Prediabetes is all the rage. Nearly 40% of adults in the US have “it”- sugar levels higher than normal, yet not high enough to be considered diabetic. But if so many people are affected, is it really a disease?
First, some definitions: diabetes is diagnosed when fasting blood sugar (glucose) is repeatedly over 125 mg/dL, with normal under 100 mg/dL. That leaves the middle zone, repeated fasting blood sugars of 100-125 mg/dL, as the territory of prediabetes.
Does prediabetes truly live up to it’s name? That is, do people with borderline blood sugar levels frequently move on to develop full diabetes? As you might expect, the answer is yes! Nearly 40% of people with prediabetes gradually increase their blood sugar until they are firmly in the diabetic camp (see references).
In addition to the risk of full on diabetes, prediabetics are 60% more prone to vascular disease and heart attacks compared to those with normal sugar levels (see references).
The best part of the story is that prediabetes is imminently reversible-and it doesn’t take all that much to turn it around.
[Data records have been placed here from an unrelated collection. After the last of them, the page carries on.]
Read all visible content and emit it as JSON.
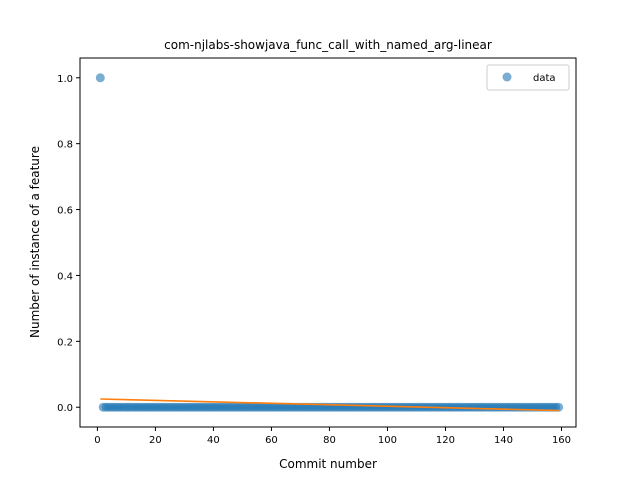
{
  "chart_data": {
    "type": "scatter",
    "title": "com-njlabs-showjava_func_call_with_named_arg-linear",
    "xlabel": "Commit number",
    "ylabel": "Number of instance of a feature",
    "xlim": [
      -6,
      165
    ],
    "ylim": [
      -0.06,
      1.06
    ],
    "xticks": [
      0,
      20,
      40,
      60,
      80,
      100,
      120,
      140,
      160
    ],
    "yticks": [
      0.0,
      0.2,
      0.4,
      0.6,
      0.8,
      1.0
    ],
    "ytick_labels": [
      "0.0",
      "0.2",
      "0.4",
      "0.6",
      "0.8",
      "1.0"
    ],
    "grid": false,
    "legend_position": "top-right",
    "series": [
      {
        "name": "data",
        "kind": "scatter",
        "color": "#1f77b4",
        "points": {
          "first": [
            1,
            1.0
          ],
          "rest_x_range": [
            2,
            159
          ],
          "rest_y": 0.0
        }
      },
      {
        "kind": "line",
        "color": "#ff7f0e",
        "x": [
          1,
          159
        ],
        "y": [
          0.025,
          -0.01
        ]
      }
    ]
  }
}
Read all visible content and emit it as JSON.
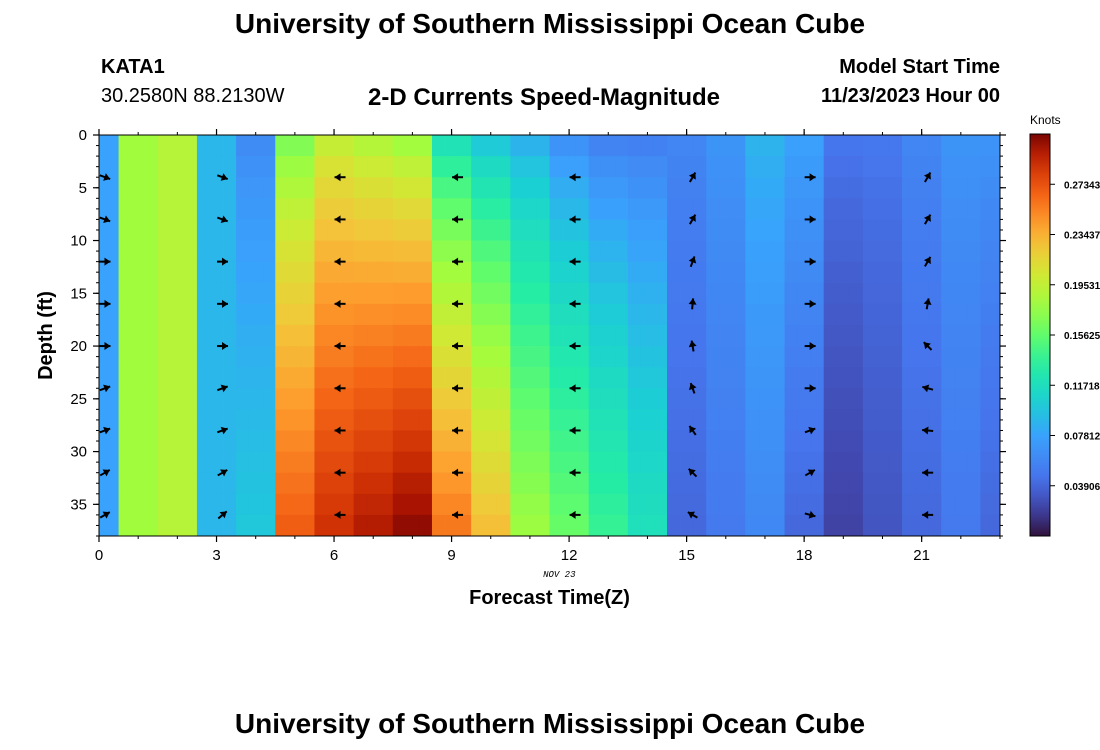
{
  "header": {
    "title": "University of Southern Mississippi Ocean Cube",
    "station_id": "KATA1",
    "lat_lon": "30.2580N  88.2130W",
    "plot_title": "2-D Currents Speed-Magnitude",
    "model_start_label": "Model Start Time",
    "model_start_value": "11/23/2023 Hour 00"
  },
  "footer": {
    "next_title": "University of Southern Mississippi Ocean Cube"
  },
  "chart_data": {
    "type": "heatmap",
    "xlabel": "Forecast Time(Z)",
    "ylabel": "Depth (ft)",
    "date_label": "NOV 23",
    "xlim": [
      0,
      23
    ],
    "ylim": [
      0,
      38
    ],
    "x_ticks": [
      0,
      3,
      6,
      9,
      12,
      15,
      18,
      21
    ],
    "y_ticks": [
      0,
      5,
      10,
      15,
      20,
      25,
      30,
      35
    ],
    "colorbar": {
      "unit": "Knots",
      "min": 0.0,
      "max": 0.3125,
      "tick_labels": [
        "0.27343",
        "0.23437",
        "0.19531",
        "0.15625",
        "0.11718",
        "0.07812",
        "0.03906"
      ],
      "tick_values": [
        0.27343,
        0.23437,
        0.19531,
        0.15625,
        0.11718,
        0.07812,
        0.03906
      ]
    },
    "hourly_speed_knots": {
      "hours": [
        0,
        1,
        2,
        3,
        4,
        5,
        6,
        7,
        8,
        9,
        10,
        11,
        12,
        13,
        14,
        15,
        16,
        17,
        18,
        19,
        20,
        21,
        22,
        23
      ],
      "surface": [
        0.078,
        0.18,
        0.19,
        0.09,
        0.06,
        0.16,
        0.19,
        0.18,
        0.17,
        0.11,
        0.09,
        0.08,
        0.06,
        0.05,
        0.05,
        0.06,
        0.07,
        0.09,
        0.08,
        0.05,
        0.05,
        0.06,
        0.07,
        0.07
      ],
      "bottom": [
        0.078,
        0.18,
        0.19,
        0.09,
        0.1,
        0.27,
        0.29,
        0.3,
        0.31,
        0.26,
        0.23,
        0.18,
        0.16,
        0.14,
        0.12,
        0.04,
        0.05,
        0.06,
        0.04,
        0.02,
        0.03,
        0.04,
        0.05,
        0.04
      ]
    },
    "vector_hours": [
      0,
      3,
      6,
      9,
      12,
      15,
      18,
      21
    ],
    "vector_depths_ft": [
      4,
      8,
      12,
      16,
      20,
      24,
      28,
      32,
      36
    ],
    "vector_directions_deg": [
      [
        20,
        20,
        180,
        180,
        180,
        300,
        0,
        300
      ],
      [
        20,
        20,
        180,
        180,
        180,
        300,
        0,
        300
      ],
      [
        0,
        0,
        180,
        180,
        180,
        290,
        0,
        300
      ],
      [
        0,
        0,
        180,
        180,
        180,
        275,
        0,
        280
      ],
      [
        0,
        0,
        180,
        180,
        180,
        260,
        0,
        225
      ],
      [
        340,
        340,
        180,
        180,
        180,
        250,
        0,
        195
      ],
      [
        340,
        340,
        180,
        180,
        180,
        235,
        340,
        185
      ],
      [
        330,
        330,
        180,
        180,
        180,
        225,
        330,
        180
      ],
      [
        330,
        320,
        180,
        180,
        180,
        210,
        15,
        180
      ]
    ]
  }
}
A landmark study, the Diabetes Prevention Program, studied more than 3,000 prediabetics assigned to one of three groups: mild weight reduction diet and exercise, the diabetic drug metformin, or a control group.
The results were strikingly in favor of lifestyle: nearly twice as many prediabetics in the lifestyle treatment group (58% vs 31%) avoided progressing to full diabetes compared to those taking the potent medication.
You might imagine that the diet and exercise regimen needed to achieve those results was extreme-but in fact they were not: exercise was of moderate intensity-including brisk walking-for 150 minutes (ie. 30 minutes 5 days a week), and modest weight loss averaging less than 10 pounds at the end of the 4 year study.
Another measure that can be helpful to lower blood sugar is to cut down on foods with high glycemic load. In addition to the obvious sweet foods, starchy foods-especially white rice, white bread products, and white potatoes, can make blood sugar soar.
A fact that many don’t realize is that foods don’t have to be sweet to raise your blood sugar: a bagel can sweeten your blood twice as much as a sugar donut!
In addition, protein-specifically protein from animal sources-can raise blood sugar. Plant protein, for reasons that are not entirely clear, does not boost glucose levels. Yet one more reason to shift toward healthy foods from plants.
What Not to Do
Prediabetes is taken too lightly by some practitioners. A friend relayed a story about a recent doctor visit where he was told his sugar was a little high-and they would need to check back in 6 months to determine if the sugar level was high enough to require medication. No dietary or lifestyle measures were discussed. A very poor plan!
Preferred Proactive Approach
If your fasting glucose level is repeatedly over 100 mg/dL (a single measure is not always reliable), don’t be content to just mark time and wait until things get worse. Whether prediabetes qualities as a disease or not, it certainly is a yellow flag. Think about your diet and level of physical activity and talk to your doctor about making some positive changes.
It’s important to add that for some people with prediabetes, sugar levels rise despite intensive lifestyle changes, and medication is ultimately needed. But even in that case, more physical activity and a healthy diet will still position you for the best possible outcome.